For time-resolved luminescence imaging, the Leica SP8 SMD (Leica Mycrosystems, Manheim, Germany) confocal fluorescence microscope with TCSPC module PicoHarp 300 time-resolved unit (PicoQuant, Berlin, Germany) was used consisting of an inverted microscope (Leica Mycrosystems) equipped with a HCX Plane-Apochromat 63×/ water-immersion CORR CS2 objective with NA 1.2 (Leica, Wetzlar, Germany). A pulsed WLL laser operating at 488 nm was used as an excitation source. The repetition rate was adjusted to 20 kHz. The fluorescence emission (500–550 nm) was guided through a 1 Arry pinhole and was detected with a HyD SMD. Time-resolved luminescence recordings were performed in the time-correlated single-photon counting (TCSPC) mode using a PicoHarp 300 (PicoQuant, Berlin, Germany). In all experiments, the laser power was adjusted to achieve average photon counting rates ≤105 photons/s and peak rates close to 106 photons/s when recording images, thus significantly below the maximum counting rates allowed by TCSPC electronics in order to avoid pile up effects. Data acquisition and analysis were performed by the SymPhoTime64 software (PicoQuant, Berlin, Germany). Thereby, all photons collected in the full frame image were used to form a global histogram for luminescence decay fitting. For deconvolution fitting, the instrument response function (IRF) was measured daily by recording the backscattered excitation light of quenched erythrosine B.

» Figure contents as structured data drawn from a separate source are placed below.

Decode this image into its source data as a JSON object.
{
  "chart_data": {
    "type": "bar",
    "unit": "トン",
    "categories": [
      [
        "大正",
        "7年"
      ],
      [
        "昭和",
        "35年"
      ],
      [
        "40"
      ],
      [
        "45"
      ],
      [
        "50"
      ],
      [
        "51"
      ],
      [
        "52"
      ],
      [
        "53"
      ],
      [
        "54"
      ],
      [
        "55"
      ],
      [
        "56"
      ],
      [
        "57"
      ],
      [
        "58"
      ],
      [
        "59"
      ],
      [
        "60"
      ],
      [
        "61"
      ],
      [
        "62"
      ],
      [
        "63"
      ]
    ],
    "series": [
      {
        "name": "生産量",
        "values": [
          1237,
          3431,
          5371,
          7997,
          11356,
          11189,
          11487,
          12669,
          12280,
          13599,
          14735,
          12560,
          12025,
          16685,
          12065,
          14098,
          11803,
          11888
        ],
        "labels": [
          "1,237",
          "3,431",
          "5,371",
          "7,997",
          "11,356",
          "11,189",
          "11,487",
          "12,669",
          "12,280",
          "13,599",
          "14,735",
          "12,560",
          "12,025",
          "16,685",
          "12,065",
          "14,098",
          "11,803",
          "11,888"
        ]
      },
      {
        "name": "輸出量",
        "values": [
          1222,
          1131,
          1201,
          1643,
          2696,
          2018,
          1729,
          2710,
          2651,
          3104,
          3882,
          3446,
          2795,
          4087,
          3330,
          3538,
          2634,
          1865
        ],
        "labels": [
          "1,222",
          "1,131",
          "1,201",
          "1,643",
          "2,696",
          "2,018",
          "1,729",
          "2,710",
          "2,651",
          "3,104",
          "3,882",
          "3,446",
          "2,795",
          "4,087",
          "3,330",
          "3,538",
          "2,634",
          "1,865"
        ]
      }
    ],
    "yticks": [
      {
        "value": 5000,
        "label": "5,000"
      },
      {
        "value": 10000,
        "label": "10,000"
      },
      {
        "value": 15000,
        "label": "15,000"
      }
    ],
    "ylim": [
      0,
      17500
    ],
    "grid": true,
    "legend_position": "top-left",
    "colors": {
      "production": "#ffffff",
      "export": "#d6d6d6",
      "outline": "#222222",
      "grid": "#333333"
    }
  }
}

The images were processed with LAS AF software (Leica Microsystems), SymPhoTime SPT software (PicoQuant) and ImageJ86. Microscopy images were despeckled, background was subtracted and intensity was adjusted for better visibility. FLIM images were just despeckled and no other manipulations were performed.

Statistics

Results of BAA and FLIM-FRET experiments are represented as a mean value ± s.d. One-way ANOVA (P < 0.001) with Bonfenorri multiple comparison test was conducted to identify statistically significant differences in mean values.